Немец буквально вышиб его пинком из подвала.
— Когда ты висишь на веревке и будешь барахтаться лапками, масла из воздуха не собьешь! — яростно сказал вслед Чернявскому Васька-матрос.
Чернявский успел разбудить в Иване желание жить, не внушив надежды на жизнь. «Ефрейтор смерти» исправно являлся за своими жертвами, другие гитлеровцы таскали узников на допросы под пытками и возвращали их в подвал изломанными, измочаленными мешками костей…
Подвал начал пустеть: одних успели казнить, другие умерли от мучений и пыток. Несколько дней в подвал не приводили новых арестантов. Их оставалось десятеро, как и Иван безнадежных смертников.
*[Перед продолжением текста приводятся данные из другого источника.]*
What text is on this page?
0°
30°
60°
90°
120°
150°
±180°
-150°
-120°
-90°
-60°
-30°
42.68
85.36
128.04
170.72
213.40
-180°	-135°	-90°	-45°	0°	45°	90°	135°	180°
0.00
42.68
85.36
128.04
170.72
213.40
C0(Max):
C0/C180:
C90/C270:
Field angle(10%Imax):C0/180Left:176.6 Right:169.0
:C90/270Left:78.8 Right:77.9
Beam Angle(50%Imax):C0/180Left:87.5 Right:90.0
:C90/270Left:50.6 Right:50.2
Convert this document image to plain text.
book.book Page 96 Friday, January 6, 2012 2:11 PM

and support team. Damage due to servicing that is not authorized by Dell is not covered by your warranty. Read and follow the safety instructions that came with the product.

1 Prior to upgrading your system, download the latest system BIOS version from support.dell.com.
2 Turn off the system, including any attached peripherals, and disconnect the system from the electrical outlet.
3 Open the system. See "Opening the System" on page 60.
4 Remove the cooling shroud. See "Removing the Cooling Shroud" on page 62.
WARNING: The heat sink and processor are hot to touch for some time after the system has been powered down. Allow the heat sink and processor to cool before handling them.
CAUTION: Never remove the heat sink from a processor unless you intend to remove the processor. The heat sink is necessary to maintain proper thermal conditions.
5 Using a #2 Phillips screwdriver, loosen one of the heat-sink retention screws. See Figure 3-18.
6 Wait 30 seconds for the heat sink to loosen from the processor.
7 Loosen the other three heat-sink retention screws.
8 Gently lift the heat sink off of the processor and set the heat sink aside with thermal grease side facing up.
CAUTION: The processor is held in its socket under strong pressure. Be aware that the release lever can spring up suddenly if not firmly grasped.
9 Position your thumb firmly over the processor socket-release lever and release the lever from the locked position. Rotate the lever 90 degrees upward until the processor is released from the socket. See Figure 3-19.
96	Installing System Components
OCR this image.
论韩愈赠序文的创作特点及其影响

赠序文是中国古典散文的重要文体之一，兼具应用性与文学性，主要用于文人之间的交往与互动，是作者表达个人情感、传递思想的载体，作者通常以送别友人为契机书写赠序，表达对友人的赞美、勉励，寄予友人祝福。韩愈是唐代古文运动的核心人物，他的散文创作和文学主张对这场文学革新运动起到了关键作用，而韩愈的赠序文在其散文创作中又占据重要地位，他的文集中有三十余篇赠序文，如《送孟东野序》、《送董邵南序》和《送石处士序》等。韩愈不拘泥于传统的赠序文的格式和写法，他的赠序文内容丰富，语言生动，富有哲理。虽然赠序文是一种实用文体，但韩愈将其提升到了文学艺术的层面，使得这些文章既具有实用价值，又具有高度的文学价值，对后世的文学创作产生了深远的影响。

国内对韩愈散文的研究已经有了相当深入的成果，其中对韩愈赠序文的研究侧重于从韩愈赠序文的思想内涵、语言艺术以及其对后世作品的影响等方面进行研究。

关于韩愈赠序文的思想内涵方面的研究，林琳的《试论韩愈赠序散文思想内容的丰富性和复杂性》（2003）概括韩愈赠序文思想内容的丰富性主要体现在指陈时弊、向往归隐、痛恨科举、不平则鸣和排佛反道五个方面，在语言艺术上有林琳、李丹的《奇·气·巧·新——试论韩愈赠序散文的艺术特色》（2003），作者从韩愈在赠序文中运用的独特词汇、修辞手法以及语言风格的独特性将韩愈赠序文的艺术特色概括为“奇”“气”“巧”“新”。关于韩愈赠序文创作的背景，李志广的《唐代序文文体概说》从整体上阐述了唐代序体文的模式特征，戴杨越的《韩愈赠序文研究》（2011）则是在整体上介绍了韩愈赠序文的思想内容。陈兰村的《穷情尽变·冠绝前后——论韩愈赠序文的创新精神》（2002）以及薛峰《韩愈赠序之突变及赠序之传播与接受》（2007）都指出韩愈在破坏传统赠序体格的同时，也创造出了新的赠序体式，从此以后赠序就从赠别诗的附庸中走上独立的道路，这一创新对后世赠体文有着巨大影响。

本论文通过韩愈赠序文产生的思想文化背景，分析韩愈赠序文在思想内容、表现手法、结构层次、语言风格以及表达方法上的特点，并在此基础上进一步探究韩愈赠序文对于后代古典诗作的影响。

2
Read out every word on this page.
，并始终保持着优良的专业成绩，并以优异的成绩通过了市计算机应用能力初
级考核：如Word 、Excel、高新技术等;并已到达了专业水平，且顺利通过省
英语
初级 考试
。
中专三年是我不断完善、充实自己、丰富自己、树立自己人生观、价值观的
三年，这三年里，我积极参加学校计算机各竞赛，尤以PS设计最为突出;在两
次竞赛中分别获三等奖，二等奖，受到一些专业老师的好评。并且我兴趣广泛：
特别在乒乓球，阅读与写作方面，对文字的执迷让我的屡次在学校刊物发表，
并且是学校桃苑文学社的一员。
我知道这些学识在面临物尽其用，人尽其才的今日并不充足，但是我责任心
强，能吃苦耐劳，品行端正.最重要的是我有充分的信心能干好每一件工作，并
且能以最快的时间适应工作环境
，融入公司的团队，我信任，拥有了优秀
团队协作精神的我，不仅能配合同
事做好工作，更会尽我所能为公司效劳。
— А что, как придет этот самый ефрейтор, кинуться на него, парабеллум отнять, придушить самого — да всем разом за дверь… — разыгралось воображение Васьки-матроса. — Ну, пусть там будет два фрица, пусть — три. Неужто внезапностью не одолеем!..
— А дальше что? А наручники? Кабы не в железках этих проклятых! — возразил другой сосед Балашова, Гриша Дородный.
— А там поглядеть, что будет! — подхватил Балашов.
— Ну, расстреляют — и что! — сказал Гриша.
— А так тебе будет что? Повесят, надеешься? Или мечтаешь — веревка слаще?! — издевательски спросил Васька,
И в этот момент громыхнул железный засов. «Ефрейтор смерти» лучом фонаря пробежал по подвалу, пересчитал их раз, другой, третий, скомандовал встать и выходить наружу.
Четверо автоматчиков ожидали их в полутемном коридоре за дверью подвала…
Когда их провели по подвальному коридору, когда, тяжело поднимая ноги по крутым ступеням и трудно дыша, они взошли наверх, и из-за двери в глаза им ударил солнечный день, — Иван зажмурился, как от боли. Он ожидал, что сейчас на улице ночь… Кирпичная стенка двора была вся избита пулями.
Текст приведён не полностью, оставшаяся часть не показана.